The Mailer Review/Volume 2, 2008/Tributes to Norman Mailer/Norman Mailer: A Prolific Life to the End

From Project Mailer
« The Mailer ReviewVolume 2 Number 1 • 2008 • In Memorium: Norman Mailer: 1923–2007 »
Written by
Lynn Andriani
Note: Reprinted with the permission of Publishers Weekly.

Upon his November 10, 2007 death at age 84, the provocative, prolific Norman Mailer left behind a huge body of work. The two-time Pulitzer winner published more than 30 novels, biographies and nonfiction works. The rights to Mailer’s oeuvre largely reside within two major publishing houses. Picador has The Naked and the Dead (1948) and Why Are We in Vietnam? (1967). Vice President of marketing and sales Darin Keesler said the house is doing a rush reprint of Naked. Meanwhile, Random — which will hold a memorial service for the writer in January — has hardcover rights to Tough Guys Don’t Dance (1984), Harlot’s Ghost (1991), The Gospel According to the Son (1997), The Castle in the Forest (2007) and On God: An Uncommon Conversation (2007), and Vintage has paperback rights to Barbary Shore, An American Dream, The Executioner’s Song and other works.
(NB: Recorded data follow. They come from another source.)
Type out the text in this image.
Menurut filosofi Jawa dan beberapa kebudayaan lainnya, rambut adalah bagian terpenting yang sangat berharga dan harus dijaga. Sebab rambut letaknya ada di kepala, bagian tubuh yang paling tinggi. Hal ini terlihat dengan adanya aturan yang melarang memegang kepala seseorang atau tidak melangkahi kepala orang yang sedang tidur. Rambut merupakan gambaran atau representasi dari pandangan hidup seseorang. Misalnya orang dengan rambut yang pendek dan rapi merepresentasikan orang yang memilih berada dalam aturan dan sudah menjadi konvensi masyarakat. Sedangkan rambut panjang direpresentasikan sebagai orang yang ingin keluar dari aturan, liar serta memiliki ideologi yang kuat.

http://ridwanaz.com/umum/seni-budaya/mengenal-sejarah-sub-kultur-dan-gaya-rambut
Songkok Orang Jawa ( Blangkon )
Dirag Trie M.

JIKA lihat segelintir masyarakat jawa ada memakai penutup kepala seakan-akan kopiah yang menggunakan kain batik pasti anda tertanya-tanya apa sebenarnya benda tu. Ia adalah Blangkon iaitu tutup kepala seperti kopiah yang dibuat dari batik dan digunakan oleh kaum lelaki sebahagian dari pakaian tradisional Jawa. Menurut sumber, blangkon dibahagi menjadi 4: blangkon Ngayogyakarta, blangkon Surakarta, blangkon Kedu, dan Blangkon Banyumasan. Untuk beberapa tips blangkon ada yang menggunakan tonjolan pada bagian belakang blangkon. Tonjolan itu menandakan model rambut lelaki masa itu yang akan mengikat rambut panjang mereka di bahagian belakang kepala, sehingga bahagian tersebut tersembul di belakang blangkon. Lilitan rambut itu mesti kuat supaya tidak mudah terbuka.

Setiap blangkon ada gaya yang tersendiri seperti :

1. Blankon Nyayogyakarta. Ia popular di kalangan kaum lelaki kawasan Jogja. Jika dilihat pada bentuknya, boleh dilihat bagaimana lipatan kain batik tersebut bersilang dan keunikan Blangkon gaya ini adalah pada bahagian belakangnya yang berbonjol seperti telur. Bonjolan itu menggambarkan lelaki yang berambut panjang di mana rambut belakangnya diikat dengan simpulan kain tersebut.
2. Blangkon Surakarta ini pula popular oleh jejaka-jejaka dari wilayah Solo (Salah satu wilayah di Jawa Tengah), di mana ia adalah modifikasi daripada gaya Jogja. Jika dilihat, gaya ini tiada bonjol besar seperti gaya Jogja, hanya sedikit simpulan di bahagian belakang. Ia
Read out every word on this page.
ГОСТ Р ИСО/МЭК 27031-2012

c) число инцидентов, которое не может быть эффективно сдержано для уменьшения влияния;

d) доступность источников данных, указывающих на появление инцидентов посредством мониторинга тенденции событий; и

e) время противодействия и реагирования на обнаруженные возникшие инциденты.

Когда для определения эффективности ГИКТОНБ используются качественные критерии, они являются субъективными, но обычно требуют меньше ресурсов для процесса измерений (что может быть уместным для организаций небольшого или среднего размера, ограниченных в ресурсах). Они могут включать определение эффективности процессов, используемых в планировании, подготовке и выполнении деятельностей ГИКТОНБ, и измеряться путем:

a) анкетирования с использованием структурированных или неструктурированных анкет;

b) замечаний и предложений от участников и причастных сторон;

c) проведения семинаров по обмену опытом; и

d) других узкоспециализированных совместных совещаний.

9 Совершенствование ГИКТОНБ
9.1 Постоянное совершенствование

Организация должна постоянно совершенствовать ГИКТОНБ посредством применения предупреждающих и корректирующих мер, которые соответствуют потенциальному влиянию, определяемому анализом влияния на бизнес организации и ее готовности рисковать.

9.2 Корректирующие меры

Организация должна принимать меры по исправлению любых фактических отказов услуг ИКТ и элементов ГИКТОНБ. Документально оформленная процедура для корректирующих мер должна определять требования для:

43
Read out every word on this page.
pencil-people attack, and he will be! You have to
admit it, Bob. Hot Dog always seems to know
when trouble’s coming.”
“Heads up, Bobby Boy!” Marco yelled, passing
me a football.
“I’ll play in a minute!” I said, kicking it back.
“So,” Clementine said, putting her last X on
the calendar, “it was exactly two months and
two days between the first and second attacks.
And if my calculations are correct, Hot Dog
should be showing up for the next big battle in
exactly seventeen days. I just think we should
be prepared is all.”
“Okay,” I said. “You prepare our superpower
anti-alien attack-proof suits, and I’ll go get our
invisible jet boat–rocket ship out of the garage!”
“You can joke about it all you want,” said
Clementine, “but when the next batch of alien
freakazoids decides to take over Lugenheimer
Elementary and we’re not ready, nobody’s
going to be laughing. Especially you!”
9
And then there are Mailer’s archives: a 400-square-foot repository of letters, short stories, fragments of unfinished novels, screenplays and notes at the Harry Ransom Humanities Research Center at the University of Texas at Austin. Mailer’s literary executor, Michael Lennon, who is a Wilkes University emeritus professor of English, said the archives contain 500 boxes filled with “everything Norman wrote from age 10 to 84.” The Ransom Center houses works by James Joyce, Ernest Hemingway, T. S. Eliot, D. H. Lawrence, Tennessee Williams and others, but Lennon said Mailer’s is the largest author collection there.

Among the works in the archive are the many screenplays Mailer wrote that have not been produced or even read. And Lennon is currently whittling 45,000 letters down to about 750 for a collection of selected letters. The collection will include letters Mailer wrote from his Harvard days in the 1940s up to the end of his life.

Lennon said Mailer had done a great deal of research for a sequel to The Castle in the Forest but did not begin writing it. “[On God] was really the last book he had worked on,” Lennon said. “When he finished Castle, he’d been working all along on Hitler’s life, but he put that aside because he wanted to do that God book while he still had life and breath.”

Jason Epstein, Mailer’s editor at Random on everything from Tough Guys Don’t Dance through The Castle in the Forest (but not On God, which David Ebershoff edited) recalled Mailer’s productivity:

“In his last years Norman took on three vast, metaphysical subjects: the possibility of transcendence in his book on Jesus; the faith that life is not meaningless even though its meaning may lie beyond our grasp in his dialogue on God; and the problem of absolute evil in his projected seven-volume novel about Hitler. His limitless ambition as a writer was not simply a matter of ego, though Norman had plenty, but of his commitment to the writer’s vocation to make sense of things for himself and the rest of us.

“Two years ago when he showed me a draft of Hitler Vol. 1 — which he would eventually publish as The Castle in the Forest, as the first in a seven-volume series — Hitler had reached the age of 12 and I asked Norman how he was going to get his subject into the bunker in a mere six more volumes. I put the question to him in this way rather than remind him that he was now in his 80s and might have to think of putting his pen down long before Hitler’s undoing. But he had anticipated the question. He said he had now decided to pack the rest of the story — the Vienna years, World War I, the early Nazi period, the ’30s, the Holocaust and the War — into just two further volumes. He was, after all, in his 80s and was not sure he had time for the more ambitious project.

This towering chutzpah in a man in his 80s and visibly frail was not a performance. This was no Old Man and the Sea. It was the real thing, combining the qualities that made Norman unique among his peers; dauntless to the end, ready to fathom the deepest mysteries, he walked the knife edge where rashness and courage become indistinguishable. His magnificence never faltered. Neither did his genius. It was only his body that failed him.”